The level of a spellbook has to go even further. Since the magic-user must be able to memorize the spell without it disappearing from the book, it has to be an encoded form of the already semi-stable form. This means that the magic-user has two personal ciphers, one for memorization and scrolls, and the second unique to his spellbooks. It follows that these ciphers themselves are also magical, and that writing with them takes a certain number of pages, words, diagrams and so on that, when read, will store the semi-stable form of the spell into the magic-user's memory without casting it.

From this perspective, the ciphers are "securing" the underlying spell in place. No magic-user knows another's ciphers; they are not just a secret, but something crafted as an apprentice that is as much a part of the MU as his arm. And that's where the Read Magic spell comes into play. Read Magic lets the caster read without casting, and what it's doing is the work of simultaneously deciphering the original and presenting a re-ciphered version to the magic-user as if it were written on his own scroll or spellbook. This allows, as per Holmes, for a MU who has read a scroll written by a different magic-user once to cast the spell from it without casting a second Read Magic.

One side effect of this is that magic-users who have Read Magic memorized has a 25% chance to spontaneously decode any nonmagical message written with a non-mechanical cipher (alphabet substitution, etc). Actually casting the spell and using it to read a mundane-encoded text is possible, but it's much too powerful; there is a 10% chance that doing so will cause a backlash that knocks the character unconscious for 2d6 turns.


  1. I've always found it amusing that nearly none of the D&D authors really tackled the Vancian nature of magic in their novels, with the exception of Weis & Hickman. Vance explained that the "arguments were so cogent" that a spellcaster could only fit so many in his head at a given time. He never did explain why the caster forgot them, though. In a sense, your explanation of READ MAGIC takes a stab at that--the caster himself is part of the spell's formula, and that's why READ MAGIC is needed.

  2. I just say spellbooks and scrolls are magic items. The reason M-Us are able to work with them so easily is a combination of centuries of refinement in the community of M-Us to make spellbooks easy to read and write to, and the training of the M-U specifically to use them.

    Scrolls are magic items with their complex command words actually written on them. When you transcribe a scroll into your spellbook, you're not just copying down character by character, you're draining the scroll to enchant your spellbook.

    There's a disconnect between the scroll or spellbook displaying information vs. containing magic.

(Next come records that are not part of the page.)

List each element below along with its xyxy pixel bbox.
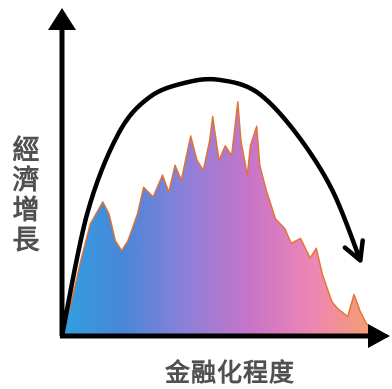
y-axis-label: 經濟增長 [6,136,46,256]
trend-arc [59,76,363,339]
plot-area [59,76,377,339]
x-axis-label: 金融化程度 [164,358,295,387]
y-axis-label-char: 長 [12,225,40,256]
y-axis-label-char: 經 [12,135,40,166]
area-series [61,101,377,337]
axes [48,8,390,348]
y-axis-arrowhead [48,8,76,30]
y-axis-label-char: 濟 [12,165,40,196]
x-axis-arrowhead [368,324,390,348]
y-axis-label-char: 增 [12,195,40,226]
trend-arc-arrowhead [342,238,365,263]
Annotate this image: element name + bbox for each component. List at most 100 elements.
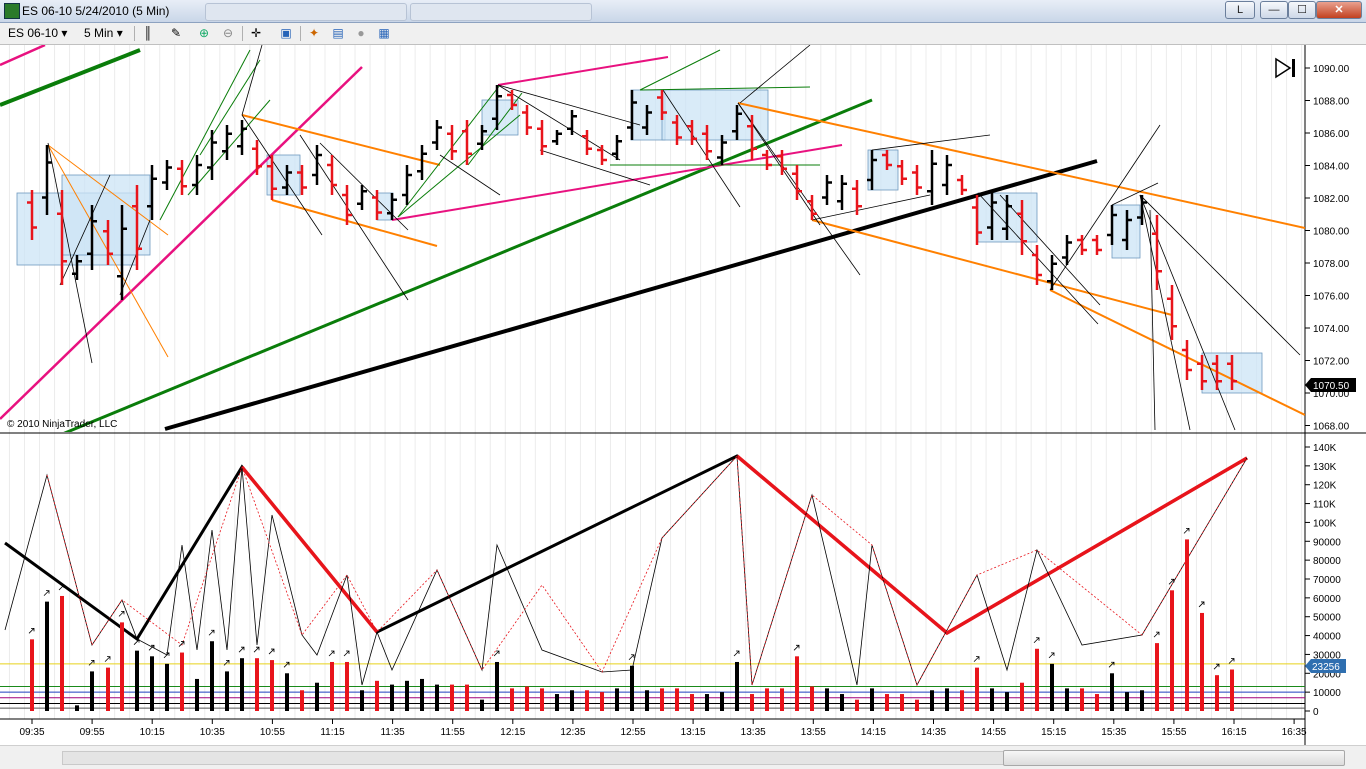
price-bar [732, 105, 742, 140]
trend-line-magenta [0, 45, 46, 67]
signal-arrow-icon [58, 584, 65, 591]
volume-panel [0, 454, 1305, 711]
price-bar [132, 185, 142, 270]
app-icon [4, 3, 20, 19]
volume-axis-label: 140K [1313, 443, 1337, 454]
volume-axis-label: 40000 [1313, 632, 1341, 643]
horizontal-scrollbar[interactable] [0, 745, 1366, 769]
price-bar [567, 110, 577, 135]
price-axis-label: 1070.00 [1313, 389, 1350, 400]
volume-bar [1185, 539, 1189, 711]
volume-bar [705, 694, 709, 711]
volume-bar [480, 699, 484, 711]
volume-zigzag-major [735, 454, 1248, 636]
maximize-button[interactable]: ☐ [1288, 1, 1316, 19]
price-bar [627, 90, 637, 140]
volume-bar [1140, 690, 1144, 711]
price-bar [237, 120, 247, 155]
volume-bars [28, 528, 1235, 711]
price-axis-label: 1090.00 [1313, 64, 1350, 75]
background-window-tab[interactable] [205, 3, 407, 21]
price-bar [192, 155, 202, 195]
play-icon[interactable] [1275, 57, 1295, 79]
price-bar [387, 193, 397, 220]
volume-bar [690, 694, 694, 711]
zoom-in-icon[interactable]: ⊕ [198, 26, 210, 40]
price-bar [1062, 235, 1072, 265]
volume-axis-label: 30000 [1313, 650, 1341, 661]
trend-line-thin [739, 45, 811, 104]
volume-axis-label: 0 [1313, 707, 1319, 718]
trend-line-green [0, 48, 141, 107]
volume-axis-label: 110K [1313, 500, 1336, 511]
close-button[interactable]: ✕ [1316, 1, 1362, 19]
price-axis-label: 1080.00 [1313, 227, 1350, 238]
interval-selector[interactable]: 5 Min ▾ [84, 26, 123, 41]
price-chart[interactable]: 1090.00 1088.00 1086.00 1084.00 1082.00 1080.… [0, 45, 1366, 745]
volume-bar [315, 682, 319, 711]
trend-line-orange [271, 199, 438, 247]
toolbar-divider [134, 26, 135, 41]
pencil-icon[interactable]: ✎ [170, 26, 182, 40]
time-axis-label: 13:35 [741, 727, 766, 738]
volume-bar [30, 639, 34, 711]
volume-bar [630, 665, 634, 711]
volume-bar [120, 622, 124, 711]
signal-arrow-icon [1168, 578, 1175, 585]
trend-line-thin [539, 149, 651, 186]
trend-line-thin [59, 174, 111, 286]
data-box-icon[interactable]: ● [357, 26, 365, 40]
strategies-icon[interactable]: ✦ [308, 26, 320, 40]
volume-bar [780, 688, 784, 711]
time-axis-label: 12:15 [500, 727, 525, 738]
volume-bar [810, 686, 814, 711]
volume-bar [795, 656, 799, 711]
trend-line-thin [1111, 182, 1159, 206]
volume-bar [135, 650, 139, 711]
signal-arrow-icon [1108, 661, 1115, 668]
lock-button[interactable]: L [1225, 1, 1255, 19]
time-axis-label: 12:35 [560, 727, 585, 738]
trend-line-thin [497, 84, 641, 126]
crosshair-icon[interactable]: ✛ [250, 26, 262, 40]
signal-arrow-icon [283, 661, 290, 668]
volume-bar [330, 661, 334, 711]
title-bar: ES 06-10 5/24/2010 (5 Min) L — ☐ ✕ [0, 0, 1366, 23]
minimize-button[interactable]: — [1260, 1, 1288, 19]
volume-bar [225, 671, 229, 711]
properties-icon[interactable]: ▣ [280, 26, 292, 40]
volume-bar [1110, 673, 1114, 711]
time-axis-label: 11:35 [380, 727, 405, 738]
price-bar [807, 195, 817, 220]
signal-arrow-icon [1033, 637, 1040, 644]
trend-line-thin [47, 142, 93, 364]
volume-marker-label: 23256 [1312, 662, 1340, 673]
price-axis-label: 1076.00 [1313, 292, 1350, 303]
chevron-down-icon: ▾ [116, 26, 123, 40]
price-bar [1122, 210, 1132, 250]
instrument-selector[interactable]: ES 06-10 ▾ [8, 26, 67, 41]
price-bar [57, 190, 67, 285]
volume-bar [1230, 669, 1234, 711]
indicators-icon[interactable]: ▤ [332, 26, 344, 40]
volume-zigzag [4, 454, 1248, 687]
time-axis-label: 10:35 [200, 727, 225, 738]
signal-arrow-icon [238, 646, 245, 653]
bar-style-icon[interactable]: ║ [143, 26, 153, 40]
price-axis-label: 1072.00 [1313, 357, 1350, 368]
price-bar [972, 195, 982, 245]
scrollbar-thumb[interactable] [1003, 750, 1345, 766]
time-axis-label: 11:15 [320, 727, 345, 738]
volume-bar [1215, 675, 1219, 711]
background-window-tab[interactable] [410, 3, 592, 21]
volume-bar [1200, 612, 1204, 711]
volume-zigzag-minor [4, 455, 1248, 687]
chart-trader-icon[interactable]: ▦ [378, 26, 390, 40]
zoom-out-icon[interactable]: ⊖ [222, 26, 234, 40]
volume-bar [300, 690, 304, 711]
volume-zigzag-major [240, 465, 379, 634]
volume-bar [915, 699, 919, 711]
chevron-down-icon: ▾ [61, 26, 68, 40]
signal-arrow-icon [733, 650, 740, 657]
volume-bar [435, 684, 439, 711]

    Anybody who can cast a spell of that type can read and use the scroll (so yeah, a Paladin can use Cleric scrolls, a 1E Ranger can use M-U and Druid scrolls) or read the spellbook. In order to actually memorize a spell from a spellbook you need to have originally succeeded on a Learn Spell chance, be able to cast that level of spell, not be barred from casting in that school, have a free memorization slot, etc.

    You can't just copy a spellbook or scroll by setting up some movable type and mashing ink on the paper. The process of writing a spell down is mostly the magical work of the M-U and very little of it is the text on the paper. Similarly, if you make a ceramic mold of a Dwarven Thrower axe and pour metal into it, you won't get a second Dwarven Thrower. Heck, if you melted down a +1 Mace and poured it into an axe mold I'd say you don't even end up with a +1 Axe! You just destroyed the magic by melting the mace, so you're pouring nonmagical metal into the axe mold.

    I guess I just never needed a more complex explanation than the rules required.